The mother superior of a Syrian convent says
12 nuns have been abducted by opposition fighters and taken to a rebel-held town.
Febronia Nabhan, Mother Superior at Saidnaya Convent, said Tuesday that the nuns and three other women were taken the day before from another convent in the predominantly Christian village of Maaloula to the nearby town of Yabroud.
Syrian rebels captured large parts of Maaloula, some 60 kilometers (40 miles) northeast of the capital, on Monday after three days of fighting.
Nabhan told The Associated Press that the Maaloula convent's mother superior, Pelagia Sayaf, called her later that day and said they were all "fine and safe."
The state news agency SANA had reported Monday that six nuns, including Sayaf, were trapped in a convent in Maaloula.
UN aid:
The United Nations said on Tuesday it had delivered food to 3.4 million people in Syria in November, falling short again of its monthly target of 4 million as heavy fighting kept it from reaching hungry people in contested areas.
As winter bites, the number of children in Syria deemed vulnerable and in need of assistance has nearly quadrupled from a year ago to 4.3 million, the U.N. Children's Fund (UNICEF) said.
"The scale of the humanitarian response needed for the looming winter is unprecedented," it said in a statement.
UN aid chief Valerie Amos was to brief the Security Council on the humanitarian situation in Syria later on Tuesday amid deep concerns about lack of access to besieged civilians.
A UN document obtained by Reuters last week said around 250,000 people were beyond the reach of its aid convoys, in areas besieged by Syrian government forces or rebels.
The World Food Programme (WFP) said it had reached eight communities in November that had been cut off for months, mainly in rural Homs and Deraa, but that it was gravely concerned about many others.
It said some areas in Damascus and in the northeasterly Hassakeh province, scene of heavy fighting, had seen no food deliveries for six months.

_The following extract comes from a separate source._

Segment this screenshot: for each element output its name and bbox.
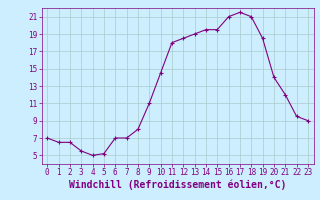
- X-axis label: Windchill (Refroidissement éolien,°C): Windchill (Refroidissement éolien,°C): [69, 180, 286, 190]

Residents report severe food shortages in parts of the Damascus countryside and Homs, and say people are dying from lack of medical care.
On the field:
A suicide bomb attack at a Syrian defence ministry office in central Damascus killed at least four people on Tuesday, state media and a monitoring group said.
The bomber detonated himself using an explosive belt at the office in the Jisr al-Abyad area in the capital's centre, news agency SANA reported.
At least four people were killed and 17 wounded in the attack, state television said.
Rami Abdulrahman, director of the Britain-based Syrian Observatory for Human Rights, said the office was used by relatives of deceased soldiers for paperwork and was not a military site.
More than 100,000 people have been killed in the Syrian conflict, which started in March 2011 as a peaceful protest movement and descended into civil war after a government crackdown.